Decision Tree: How do Decision Tree Statistics compare to Profiles?
Omit Unclassified
By default Unclassified values are not omitted in a Decision Tree. Since a Decision Tree’s branching is a stepwise process, it is often useful to keep people who are unclassified on one variable so that another split can be tried using another variable. This can be done using either the Keep Separate or Free Floating dimension settings. See How do I configure the dimensions?
People with unclassified values can be omitted at a point in the Decision Tree where the variable is used. However, totals are still calculated including these Unclassified people, so that gain figures relative to the root node are still meaningful.
Omit Zeros
Categories for which the analysis count is zero are not omitted from the Decision Tree build process. These categories form an essential part of the nodes which have a low Analysis %.
Indices & PWE
These are calculated in the same way for Profiles and Decision Trees. You will get the same figures for both, providing that your profile is set to Omit Zeros and Omit Unclassified.
Mean PWE
For profiles, the Mean PWE is used to give an indication of the strength of the variables relationship with the analysis selection. To achieve this:
-
Firstly, the PWE scores are multiplied by 100.
-
The mean of the absolute PWE figures is calculated, so that categories giving a high positive or low negative both contribute to increasing the Mean PWE score. The Mean PWE will therefore always be positive.
-
The mean is also weighted by the analysis counts, so that categories which are more important to the analysis selection are given more influence on the mean score.
For the Decision Tree, the Mean PWE is used to give an indication of the mid-range PWE score. To achieve this:
-
The mean is of the raw PWE figures (not absolute, also not multiplied by 100).
-
The mean is weighted by the base counts, since splits based on the Mean PWE value will be used to allocate all records in the base selection.
Mean Index
For profiles, the Mean Index is used to give an indication of the strength of the variables relationship with the analysis selection. To achieve this:
-
Firstly, 100 is subtracted from the Index scores, so they are based around 0.
-
The mean of the absolute Index figures is calculated, so that categories giving a high positive or low negative both contribute to increasing the Mean Index score. The Mean Index will therefore always be positive.
-
The mean is also weighted by the analysis counts, so that categories which are more important to the analysis selection are given more influence on the mean score.
For the Decision Tree, the Mean Index is used to give an indication of the mid-range Index score.

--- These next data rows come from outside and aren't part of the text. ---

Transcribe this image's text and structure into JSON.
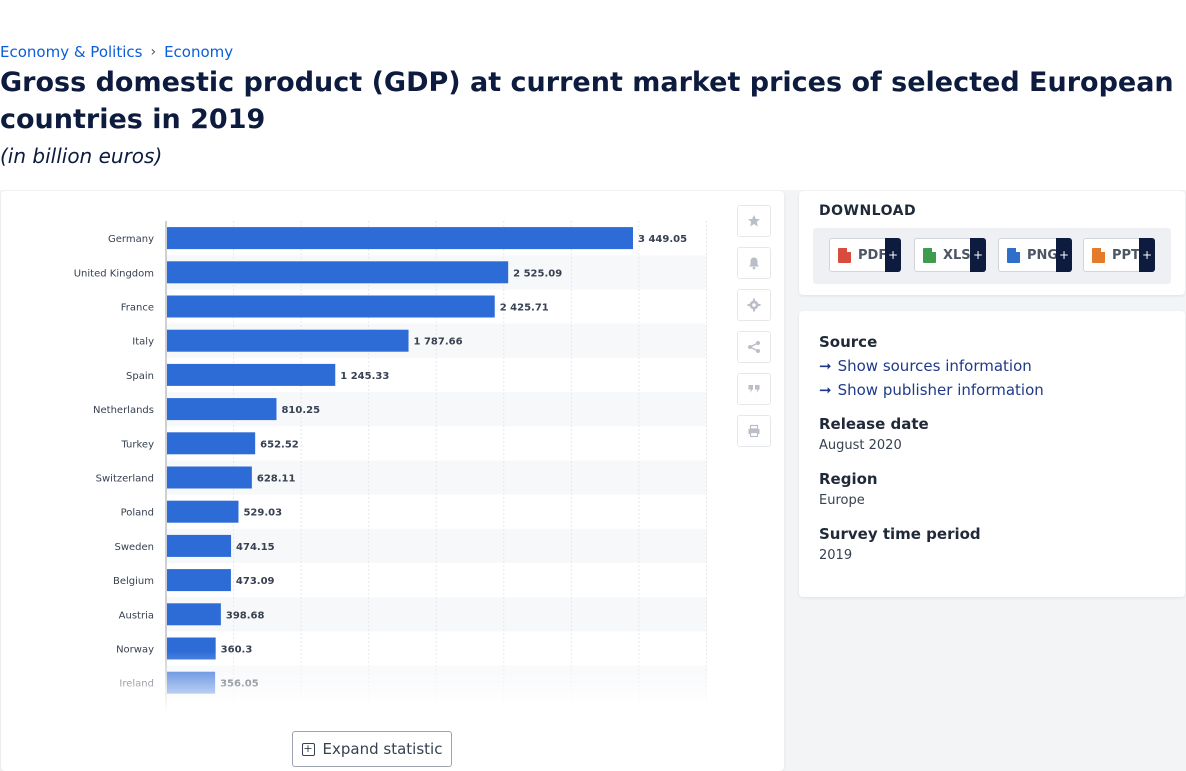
{
  "breadcrumb": [
    "Economy & Politics",
    "Economy"
  ],
  "breadcrumb_sep": "›",
  "title": "Gross domestic product (GDP) at current market prices of selected European countries in 2019",
  "subtitle": "(in billion euros)",
  "expand_label": "Expand statistic",
  "download": {
    "title": "DOWNLOAD",
    "formats": [
      {
        "label": "PDF",
        "color": "#d94b3c",
        "icon": "pdf-file-icon"
      },
      {
        "label": "XLS",
        "color": "#3f9b4e",
        "icon": "xls-file-icon"
      },
      {
        "label": "PNG",
        "color": "#2f6fc9",
        "icon": "png-file-icon"
      },
      {
        "label": "PPT",
        "color": "#e37b2a",
        "icon": "ppt-file-icon"
      }
    ],
    "plus": "+"
  },
  "source": {
    "label": "Source",
    "show_sources": "Show sources information",
    "show_publisher": "Show publisher information",
    "release_label": "Release date",
    "release_value": "August 2020",
    "region_label": "Region",
    "region_value": "Europe",
    "period_label": "Survey time period",
    "period_value": "2019"
  },
  "tools": [
    "star-icon",
    "bell-icon",
    "gear-icon",
    "share-icon",
    "quote-icon",
    "print-icon"
  ],
  "accent": "#2d6bd6",
  "chart_data": {
    "type": "bar",
    "orientation": "horizontal",
    "categories": [
      "Germany",
      "United Kingdom",
      "France",
      "Italy",
      "Spain",
      "Netherlands",
      "Turkey",
      "Switzerland",
      "Poland",
      "Sweden",
      "Belgium",
      "Austria",
      "Norway",
      "Ireland"
    ],
    "values": [
      3449.05,
      2525.09,
      2425.71,
      1787.66,
      1245.33,
      810.25,
      652.52,
      628.11,
      529.03,
      474.15,
      473.09,
      398.68,
      360.3,
      356.05
    ],
    "value_labels": [
      "3 449.05",
      "2 525.09",
      "2 425.71",
      "1 787.66",
      "1 245.33",
      "810.25",
      "652.52",
      "628.11",
      "529.03",
      "474.15",
      "473.09",
      "398.68",
      "360.3",
      "356.05"
    ],
    "xlim": [
      0,
      4000
    ],
    "grid": true,
    "bar_color": "#2d6bd6"
  }
}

To achieve this:
-
The mean is of the raw Index figures (not absolute, also not multiplied by 100).
-
The mean is not weighted by anything. Weighting by the base counts would give a mean of exactly 100.
Percent to Totals (e.g. % of Base)
As explained above, Unclassified values are always included in any Totals that are quoted. This means that measures such as “% of base” or “% of analysis” are based on a total that includes the unclassified. If you have chosen to Omit unclassified for a particular dimension, then these percentages will add up to 100% minus the percentage of unclassified.

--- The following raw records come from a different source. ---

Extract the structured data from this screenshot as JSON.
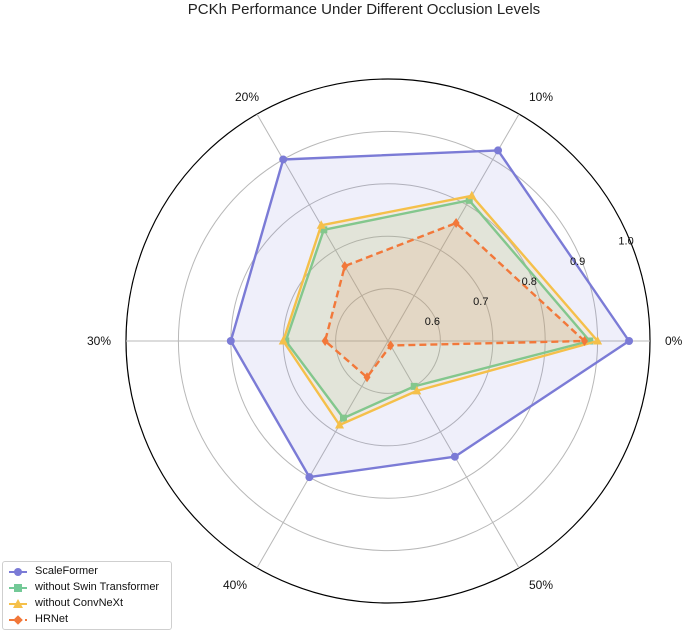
{
  "chart_data": {
    "type": "radar",
    "title": "PCKh Performance Under Different Occlusion Levels",
    "categories": [
      "0%",
      "10%",
      "20%",
      "30%",
      "40%",
      "50%"
    ],
    "radial_ticks": [
      "0.6",
      "0.7",
      "0.8",
      "0.9",
      "1.0"
    ],
    "radial_tick_values": [
      0.6,
      0.7,
      0.8,
      0.9,
      1.0
    ],
    "rlim": [
      0.5,
      1.0
    ],
    "grid": true,
    "legend_position": "lower-left",
    "series": [
      {
        "name": "ScaleFormer",
        "color": "#7b7bd6",
        "marker": "circle",
        "line": "solid",
        "fill": true,
        "values": [
          0.96,
          0.92,
          0.9,
          0.8,
          0.8,
          0.755
        ]
      },
      {
        "name": "without Swin Transformer",
        "color": "#73c997",
        "marker": "square",
        "line": "solid",
        "fill": true,
        "values": [
          0.885,
          0.81,
          0.745,
          0.695,
          0.67,
          0.6
        ]
      },
      {
        "name": "without ConvNeXt",
        "color": "#f5c04a",
        "marker": "triangle",
        "line": "solid",
        "fill": true,
        "values": [
          0.9,
          0.82,
          0.755,
          0.7,
          0.685,
          0.61
        ]
      },
      {
        "name": "HRNet",
        "color": "#f2783a",
        "marker": "diamond",
        "line": "dashed",
        "fill": true,
        "values": [
          0.875,
          0.76,
          0.665,
          0.62,
          0.58,
          0.51
        ]
      }
    ]
  }
}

Analysis % vs % of Analysis
In Profiles, only one percentage is quoted relating to the analysis count for a particular variable category:
-
Analysis % = Analysis Count for this category / total Analysis Count for the variable
In Decision Trees, two types of percentage are calculated relating to the analysis count for a particular variable category:
-
% of [all] Analysis = Analysis Count for this category / total Analysis Count for the variable
-
Analysis % = i.e. the Analysis Count for the category / Base Count for that category
Unfortunately the definition of Analysis % used in profiles corresponds to the definition of % of Analysis used in the Decision Tree. This is to keep a consistency between Profiles and the Model Report.
Z score
The Z-scores in Profiles and Decision Trees are calculated on a different basis. They will, however, often give similar figures although these will not be identical.

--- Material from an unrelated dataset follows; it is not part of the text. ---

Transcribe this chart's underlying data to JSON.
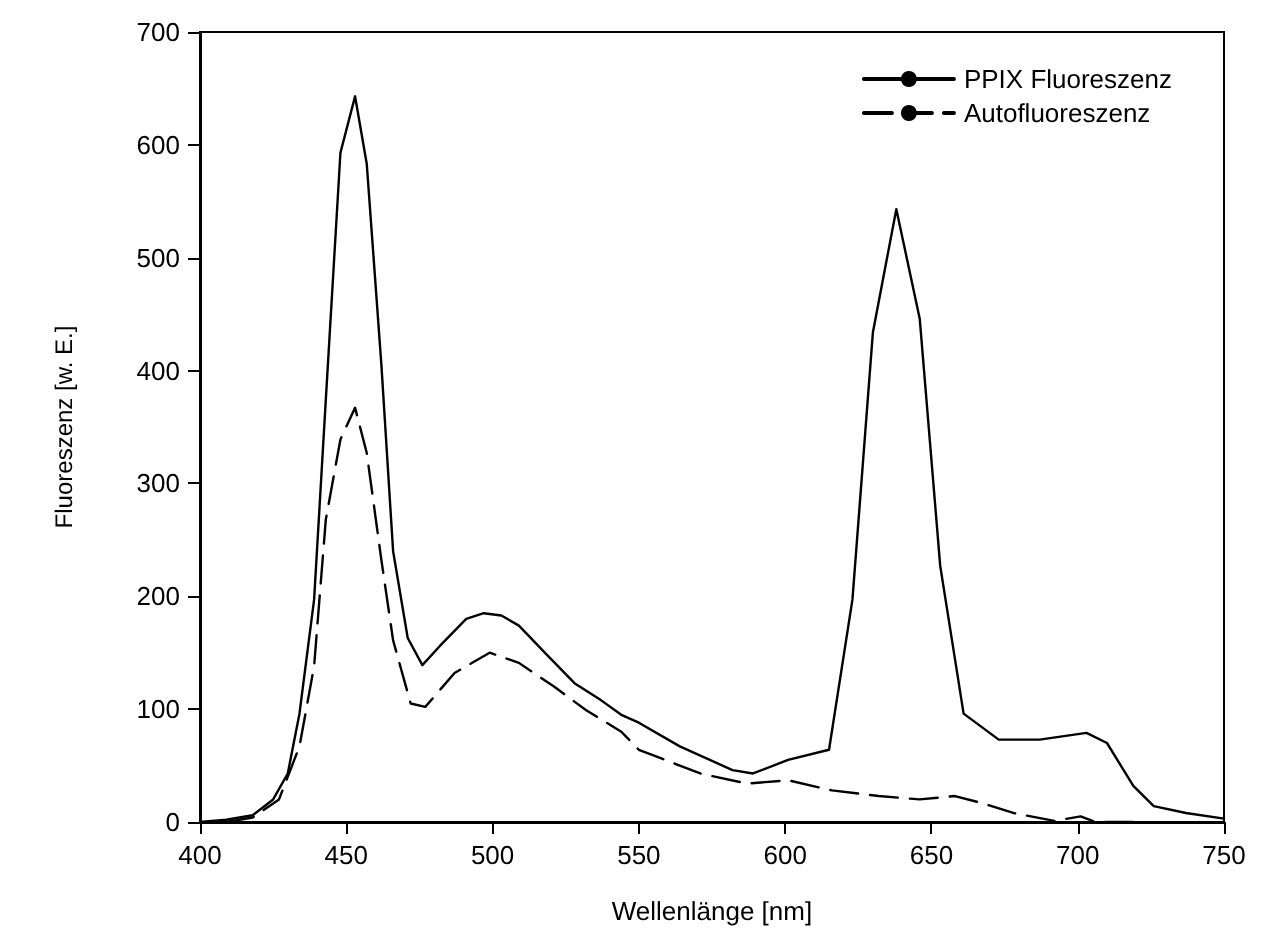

A Profile Z-Score is assessing whether the variable category proportions are different between the analysis and base selections
-
E.g. is the male/female ratio different in the analysis selection (e.g. Swedish holiday makers) compared to the base selection (e.g. the whole population)
Perhaps comparing a male proportion of 48% in the analysis selection (perhaps a sample of 25,000), with a male proportion of 50% in the base selection (perhaps a sample of 1 million)
A Decision Tree Z-Score is assessing whether the analysis proportion is different between the variable categories
-
E.g. is the proportion of Swedish holiday makers different amongst males compared to females.
Perhaps comparing an Analysis % of 2.5% (= 25,000 out of 1million) amongst males (perhaps a sample of 500,000), with an Analysis % of 3% amongst females (perhaps a sample of 500,000))
As you can see above, the same situation can be viewed differently, leading to two different proportions being compared within different samples and hence yielding different Z-Scores.